Flessibilità, il vero voto di scambio

11 Ottobre 2016

Il voto di scambio “legale” (questa la definizione corrente) consente, a chi ne usufruisce, di vedere soddisfatta una propria richiesta legittima in cambio del voto. Il prossimo 4 dicembre si vota, come è noto, per il referendum sulle riforme costituzionali ed entro lunedì 17 ottobre il governo Renzi dovrà trasmettere a Bruxelles la versione sintetica (quella definitiva in Parlamento entro il 20) di una manovra finanziaria da almeno 22-23 miliardi, appositamente cucita sul Sì. Ecco infatti un elenco sommario (tratto da “Repubblica”) delle misure annunciate che il governo Renzi si appresta sollecitamente a varare.

Circa 15 miliardi per evitare gli aumenti di Iva e accise nel 2017. Agevolazioni per la pensione anticipata ed estensione della quattordicesima a 1,2 milioni di pensionati (in totale 3,3 milioni): 1,7 miliardi. Lavoro: taglio Ires, nuova Iri, decontribuzione solo al Sud, bonus per le aziende che assumono dopo gli stage, salario di produttività detassato: un miliardo. Rinnovo del contratto degli statali (900 milioni in tre anni). Aumento del fondo povertà: 0,6 miliardi. Aiuti alle famiglie numerose. 0,6 miliardi. Interventi per le industrie: 0,7 miliardi. Bonus da rinnovare (500 euro ai diciottenni e 80 euro ai militari): 0,8 miliardi.
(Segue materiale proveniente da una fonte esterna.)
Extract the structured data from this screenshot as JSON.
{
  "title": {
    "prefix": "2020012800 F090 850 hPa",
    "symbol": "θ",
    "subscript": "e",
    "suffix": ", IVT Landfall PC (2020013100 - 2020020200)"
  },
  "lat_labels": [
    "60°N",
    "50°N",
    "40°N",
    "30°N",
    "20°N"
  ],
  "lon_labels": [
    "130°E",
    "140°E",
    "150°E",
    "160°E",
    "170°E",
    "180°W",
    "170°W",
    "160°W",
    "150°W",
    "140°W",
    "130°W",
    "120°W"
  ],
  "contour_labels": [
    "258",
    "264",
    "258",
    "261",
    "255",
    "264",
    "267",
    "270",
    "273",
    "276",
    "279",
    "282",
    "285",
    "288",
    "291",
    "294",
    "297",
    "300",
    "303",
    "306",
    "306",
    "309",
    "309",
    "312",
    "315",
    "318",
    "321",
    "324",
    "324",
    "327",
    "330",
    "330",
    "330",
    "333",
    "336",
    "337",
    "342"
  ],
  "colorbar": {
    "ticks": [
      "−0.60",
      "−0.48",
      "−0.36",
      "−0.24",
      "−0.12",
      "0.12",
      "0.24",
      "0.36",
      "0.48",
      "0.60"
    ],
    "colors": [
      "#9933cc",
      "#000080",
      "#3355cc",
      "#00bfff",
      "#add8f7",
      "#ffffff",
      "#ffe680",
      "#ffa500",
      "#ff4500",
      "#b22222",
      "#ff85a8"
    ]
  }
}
E poi in extra deficit le misure per migranti e terremoto, ivi incluso il pacchetto Casa Italia con gli ecobonus edilizi. Insomma, una miracolosa pioggia di euro che irrorerà le tasche spesso vuote di larga parte dei cittadini italiani.
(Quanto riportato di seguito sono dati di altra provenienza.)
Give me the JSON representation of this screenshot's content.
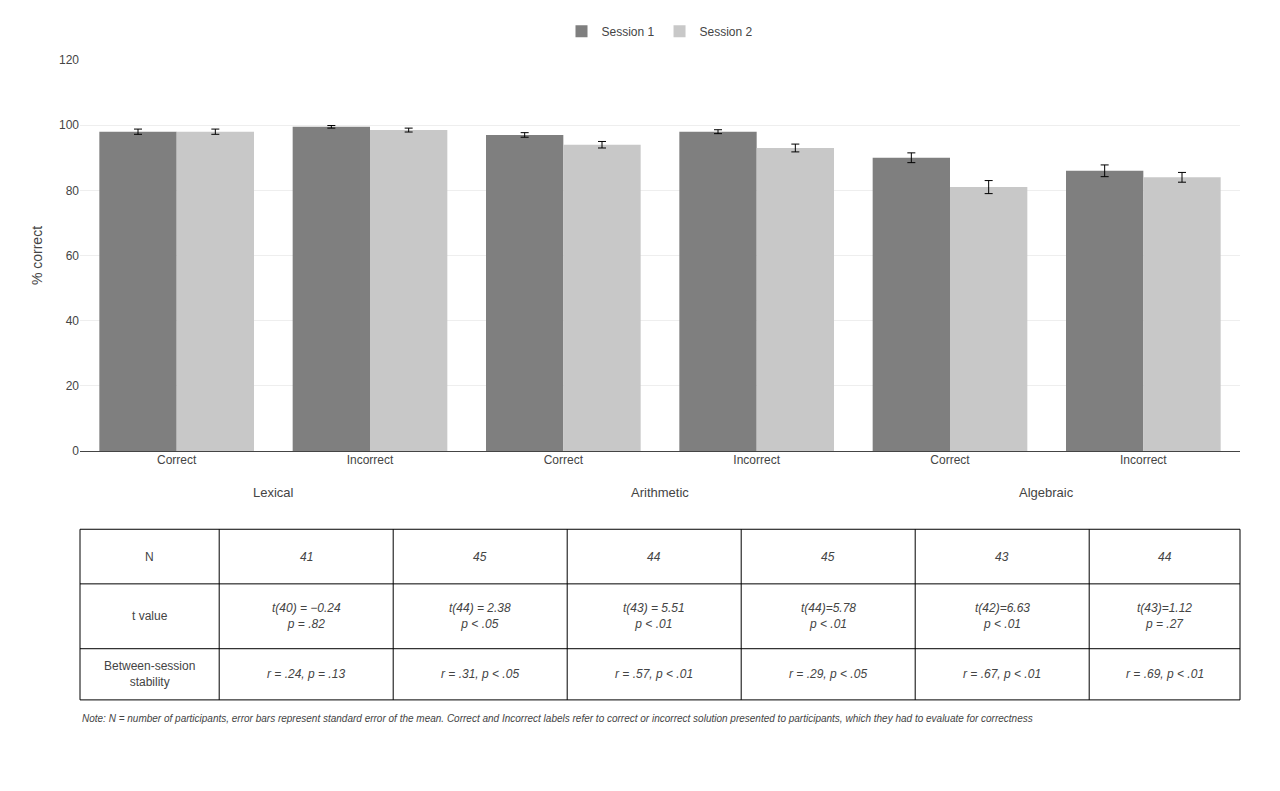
{
  "chart_data": {
    "type": "bar",
    "categories": [
      "Correct",
      "Incorrect",
      "Correct",
      "Incorrect",
      "Correct",
      "Incorrect"
    ],
    "group_labels": [
      "Lexical",
      "Arithmetic",
      "Algebraic"
    ],
    "series": [
      {
        "name": "Session 1",
        "color": "#7f7f7f",
        "values": [
          98,
          99.5,
          97,
          98,
          90,
          86
        ],
        "errors": [
          0.8,
          0.4,
          0.7,
          0.6,
          1.5,
          1.8
        ]
      },
      {
        "name": "Session 2",
        "color": "#c8c8c8",
        "values": [
          98,
          98.5,
          94,
          93,
          81,
          84
        ],
        "errors": [
          0.8,
          0.6,
          1.0,
          1.2,
          2.0,
          1.5
        ]
      }
    ],
    "ylabel": "% correct",
    "ylim": [
      0,
      120
    ],
    "yticks": [
      0,
      20,
      40,
      60,
      80,
      100,
      120
    ],
    "grid": true,
    "legend": "top",
    "table": {
      "rows": [
        {
          "label": [
            "N"
          ],
          "cells": [
            [
              "41"
            ],
            [
              "45"
            ],
            [
              "44"
            ],
            [
              "45"
            ],
            [
              "43"
            ],
            [
              "44"
            ]
          ]
        },
        {
          "label": [
            "t value"
          ],
          "cells": [
            [
              "t(40) = −0.24",
              "p = .82"
            ],
            [
              "t(44) = 2.38",
              "p < .05"
            ],
            [
              "t(43) = 5.51",
              "p < .01"
            ],
            [
              "t(44)=5.78",
              "p < .01"
            ],
            [
              "t(42)=6.63",
              "p < .01"
            ],
            [
              "t(43)=1.12",
              "p = .27"
            ]
          ]
        },
        {
          "label": [
            "Between-session",
            "stability"
          ],
          "cells": [
            [
              "r = .24, p = .13"
            ],
            [
              "r = .31, p < .05"
            ],
            [
              "r = .57, p < .01"
            ],
            [
              "r = .29, p < .05"
            ],
            [
              "r = .67, p < .01"
            ],
            [
              "r = .69, p < .01"
            ]
          ]
        }
      ]
    },
    "note": "Note: N = number of participants, error bars represent standard error of the mean. Correct and Incorrect labels refer to correct or incorrect solution presented to participants, which they had to evaluate for correctness"
  }
}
Mettiamoci ora nei panni di questi beneficiati e proviamo ad anticipare (non occorre molta fantasia) ciò che si sentiranno ripetere tra pochi giorni, e per giorni e giorni fino al 4 dicembre, messaggio debitamente amplificato dall’orchestra sinfonica di giornali e tv. Se vince il Sì, alleluia, Matteo Babbo Natale potrà salire sulla slitta e distribuire su e giù per lo Stivale i suoi doni meravigliosi mentre il fuoco crepiterà nei camini e i bimbi canteranno felici: stabilità. Se invece vince il No, come in una triste novella dickensiana il male allungherà i suoi artigli, il generoso Matteo finirà sotto i ponti e per gli italiani affamati e intirizziti nella gerla resterà solo un po’ carbone distribuito da quei cattivacci di D’Alema, Grillo, Brunetta e Zagrebelsky. Volete voi questo? Se dite no votate Sì.

Alla domanda seguente: dove diavolo li prenderà tutti quei soldi il governo della cuccagna, viene risposto elencando la consueta litania fatta di spending review, lotta all’evasione, maggiori imposte sul gratta e vinci e cosucce del genere. Ci sarebbe però un problema: una grossa fetta, 7,7 miliardi, va sotto la voce “Extra deficit”, salendo dal 2 concordato a quel 2,4 per cento di rapporto tra disavanzo e Pil su cui Bruxelles storce parecchio la bocca. Poi il 6 ottobre parla, il commissario agli Affari economici della Ue, Pierre Moscovici, per il governo parole di miele: “In Italia c’è una minaccia populista, per questo sosteniamo gli sforzi di Renzi affinché sia un partner forte all’interno della Ue”. E ancora: “Ho fiducia che l’Italia se la caverà come sempre e risolverà i problemi con il nostro aiuto”. Capito? Moscovici si esprime come un renziano doc, si schiera con il premier italiano nella sfida per il referendum e offre il concreto aiuto di Bruxelles sulla legge di stabilità. Vero che in seguito il Commissario si mostrerà più prudente sull’extra deficit (“il 2,4% non è la cifra a cui pensiamo”) ma la sostanza resta e il voto di scambio diventa così triangolare. L’Ue finanzia Renzi per finanziare il Sì del popolo italiano. Formalmente nulla di illegale. Nei fatti abbiamo la nostra Costituzione devastata grazie anche alla “flessibilità” di Bruxelles, a uso e consumo dell’uomo solo al comando e contro ogni ipotesi di governo Cinque Stelle (“la minaccia populista”). Chi lo dice che i Poteri Forti non esistono?